Far from Santa Maria Novella for over twenty years, it was masterfully restored in 2000 and came back to the church where, except for the relatively short period of its stay in the sacristy, it had always been, albeit in different locations. Originally above the high altar or, more likely looking out over the faithful, on the “bridge” demolished by Vasari – more or less at the place and height where it is today – in the first half of the 16th century it was moved to the inner facade, above the central portal where it remained until 1937 supported by stone foundations made during the 19th century restoration and still visible.

The Crucifix is now at the center of the church and raised high, like God the ruler’s standard.
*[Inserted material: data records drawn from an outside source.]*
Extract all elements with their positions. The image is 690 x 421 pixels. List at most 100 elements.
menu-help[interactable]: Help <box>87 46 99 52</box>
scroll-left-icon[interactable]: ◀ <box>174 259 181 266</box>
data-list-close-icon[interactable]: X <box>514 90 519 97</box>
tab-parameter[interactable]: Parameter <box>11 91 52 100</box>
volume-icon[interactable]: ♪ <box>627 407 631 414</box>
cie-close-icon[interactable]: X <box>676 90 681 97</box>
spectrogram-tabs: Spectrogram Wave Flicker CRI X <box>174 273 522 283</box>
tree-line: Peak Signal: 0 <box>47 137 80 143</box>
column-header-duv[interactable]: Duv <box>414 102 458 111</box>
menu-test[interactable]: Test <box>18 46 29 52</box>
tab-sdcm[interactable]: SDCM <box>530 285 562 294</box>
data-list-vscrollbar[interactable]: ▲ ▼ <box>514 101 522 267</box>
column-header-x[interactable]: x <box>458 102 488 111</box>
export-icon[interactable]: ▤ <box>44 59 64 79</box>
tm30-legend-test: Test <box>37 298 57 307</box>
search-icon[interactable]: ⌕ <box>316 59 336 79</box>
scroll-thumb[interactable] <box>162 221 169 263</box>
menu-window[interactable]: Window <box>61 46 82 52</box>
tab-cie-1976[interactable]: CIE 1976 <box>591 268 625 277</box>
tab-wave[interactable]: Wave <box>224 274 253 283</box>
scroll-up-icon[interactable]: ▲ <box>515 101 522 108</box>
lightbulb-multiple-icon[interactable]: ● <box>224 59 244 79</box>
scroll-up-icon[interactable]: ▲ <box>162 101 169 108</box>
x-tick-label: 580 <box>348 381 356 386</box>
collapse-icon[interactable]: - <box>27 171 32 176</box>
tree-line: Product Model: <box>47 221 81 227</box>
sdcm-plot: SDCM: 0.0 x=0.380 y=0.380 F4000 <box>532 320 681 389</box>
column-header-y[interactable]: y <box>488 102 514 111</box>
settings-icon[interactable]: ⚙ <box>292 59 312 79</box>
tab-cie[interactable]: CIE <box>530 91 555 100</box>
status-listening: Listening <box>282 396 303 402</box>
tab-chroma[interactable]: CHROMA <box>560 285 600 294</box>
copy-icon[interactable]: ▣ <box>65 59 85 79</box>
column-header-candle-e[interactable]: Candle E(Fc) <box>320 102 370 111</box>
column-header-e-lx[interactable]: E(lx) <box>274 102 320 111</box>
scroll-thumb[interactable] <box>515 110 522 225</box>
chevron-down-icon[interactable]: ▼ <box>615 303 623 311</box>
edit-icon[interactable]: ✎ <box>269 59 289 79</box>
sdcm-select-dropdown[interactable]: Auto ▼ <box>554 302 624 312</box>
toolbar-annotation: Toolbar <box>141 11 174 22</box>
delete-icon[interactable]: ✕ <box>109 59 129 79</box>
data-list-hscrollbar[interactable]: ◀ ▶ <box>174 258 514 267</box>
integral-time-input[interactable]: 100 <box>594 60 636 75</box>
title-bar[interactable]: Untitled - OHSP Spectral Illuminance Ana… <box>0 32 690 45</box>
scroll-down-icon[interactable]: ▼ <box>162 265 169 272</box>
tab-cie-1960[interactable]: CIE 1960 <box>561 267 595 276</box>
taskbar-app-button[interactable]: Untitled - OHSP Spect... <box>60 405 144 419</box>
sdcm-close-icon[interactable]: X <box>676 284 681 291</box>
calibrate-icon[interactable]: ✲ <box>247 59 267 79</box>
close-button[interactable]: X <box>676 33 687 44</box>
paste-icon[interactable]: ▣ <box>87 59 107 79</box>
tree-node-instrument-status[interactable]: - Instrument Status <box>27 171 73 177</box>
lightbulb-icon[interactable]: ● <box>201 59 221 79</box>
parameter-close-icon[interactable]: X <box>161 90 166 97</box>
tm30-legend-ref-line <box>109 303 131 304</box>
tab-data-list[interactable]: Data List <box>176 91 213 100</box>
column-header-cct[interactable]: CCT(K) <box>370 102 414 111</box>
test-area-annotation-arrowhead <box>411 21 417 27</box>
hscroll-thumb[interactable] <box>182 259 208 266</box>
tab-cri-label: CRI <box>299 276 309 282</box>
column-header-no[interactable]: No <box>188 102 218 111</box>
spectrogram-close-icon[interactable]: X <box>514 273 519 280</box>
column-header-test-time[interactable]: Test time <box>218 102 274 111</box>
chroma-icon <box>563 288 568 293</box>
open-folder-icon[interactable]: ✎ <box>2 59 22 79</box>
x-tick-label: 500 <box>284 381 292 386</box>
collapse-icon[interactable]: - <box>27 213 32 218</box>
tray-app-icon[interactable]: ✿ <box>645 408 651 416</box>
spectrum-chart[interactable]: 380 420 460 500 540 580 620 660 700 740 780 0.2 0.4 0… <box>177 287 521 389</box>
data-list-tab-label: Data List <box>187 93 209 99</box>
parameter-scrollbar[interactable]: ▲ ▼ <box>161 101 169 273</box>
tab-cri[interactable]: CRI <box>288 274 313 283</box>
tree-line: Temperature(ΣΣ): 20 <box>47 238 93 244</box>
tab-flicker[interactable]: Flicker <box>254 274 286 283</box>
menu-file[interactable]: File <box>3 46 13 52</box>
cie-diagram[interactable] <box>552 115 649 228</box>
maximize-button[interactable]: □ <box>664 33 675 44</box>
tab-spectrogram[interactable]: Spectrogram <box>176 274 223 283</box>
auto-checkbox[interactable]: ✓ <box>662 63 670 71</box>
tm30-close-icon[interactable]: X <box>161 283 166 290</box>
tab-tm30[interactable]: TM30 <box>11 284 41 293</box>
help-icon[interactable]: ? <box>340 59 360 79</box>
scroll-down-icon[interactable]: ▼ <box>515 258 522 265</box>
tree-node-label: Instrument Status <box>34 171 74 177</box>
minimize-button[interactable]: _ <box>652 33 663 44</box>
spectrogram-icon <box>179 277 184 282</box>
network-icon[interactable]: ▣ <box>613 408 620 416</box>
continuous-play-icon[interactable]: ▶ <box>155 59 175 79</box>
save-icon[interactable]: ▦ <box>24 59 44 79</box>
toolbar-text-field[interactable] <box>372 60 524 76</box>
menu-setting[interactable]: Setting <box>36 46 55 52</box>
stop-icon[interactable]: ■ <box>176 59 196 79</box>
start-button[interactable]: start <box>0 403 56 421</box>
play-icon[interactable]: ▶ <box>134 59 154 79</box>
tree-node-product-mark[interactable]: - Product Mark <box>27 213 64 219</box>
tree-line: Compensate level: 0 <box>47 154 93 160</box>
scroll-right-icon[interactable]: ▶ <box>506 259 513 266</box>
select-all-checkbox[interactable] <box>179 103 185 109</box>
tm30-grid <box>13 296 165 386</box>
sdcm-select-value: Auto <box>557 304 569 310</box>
It was inspired by the School of Franciscan spirituality of Christus patiens which highlights the theme of love rather than glory hence its colors are black, white and red, representing respectively death, pure innocence, blood and, consequently, the Passion. The image shows Christ's body caught at the moment of the ebbing away of life symbolized by the blood flowing from his limbs, and of the personal matter of the soul exalted by divine incarnation and, therefore, ready for the Resurrection.

Here, the extraordinary beauty lies in the realism of the figure, which no longer fits the idealized form of Byzantine art, but is a truer reflection of reality. In the Christ depicted by the famous painter one senses that everybody becomes divine in Christ and is, therefore, destined for eternal life even if tortured or tormented by pain and any form of evil.

In True man, as painted by Giotto on the Cross, one sees the complete dedication of the Dominicans to the fight against the Cathar heresy that asserted the absolute negativity of devilish matter over the spiritual. Victory over this heresy that denied the divinity of Christ's humanity eventually made possible a Humanism that was both civilian and Christian. It was therefore also the foundation of civilization by virtue of its Christian roots, proclaiming liberty, fraternity and equality to all men, and thus contributed decisively to the definition of human rights, a fact due universal recognition today.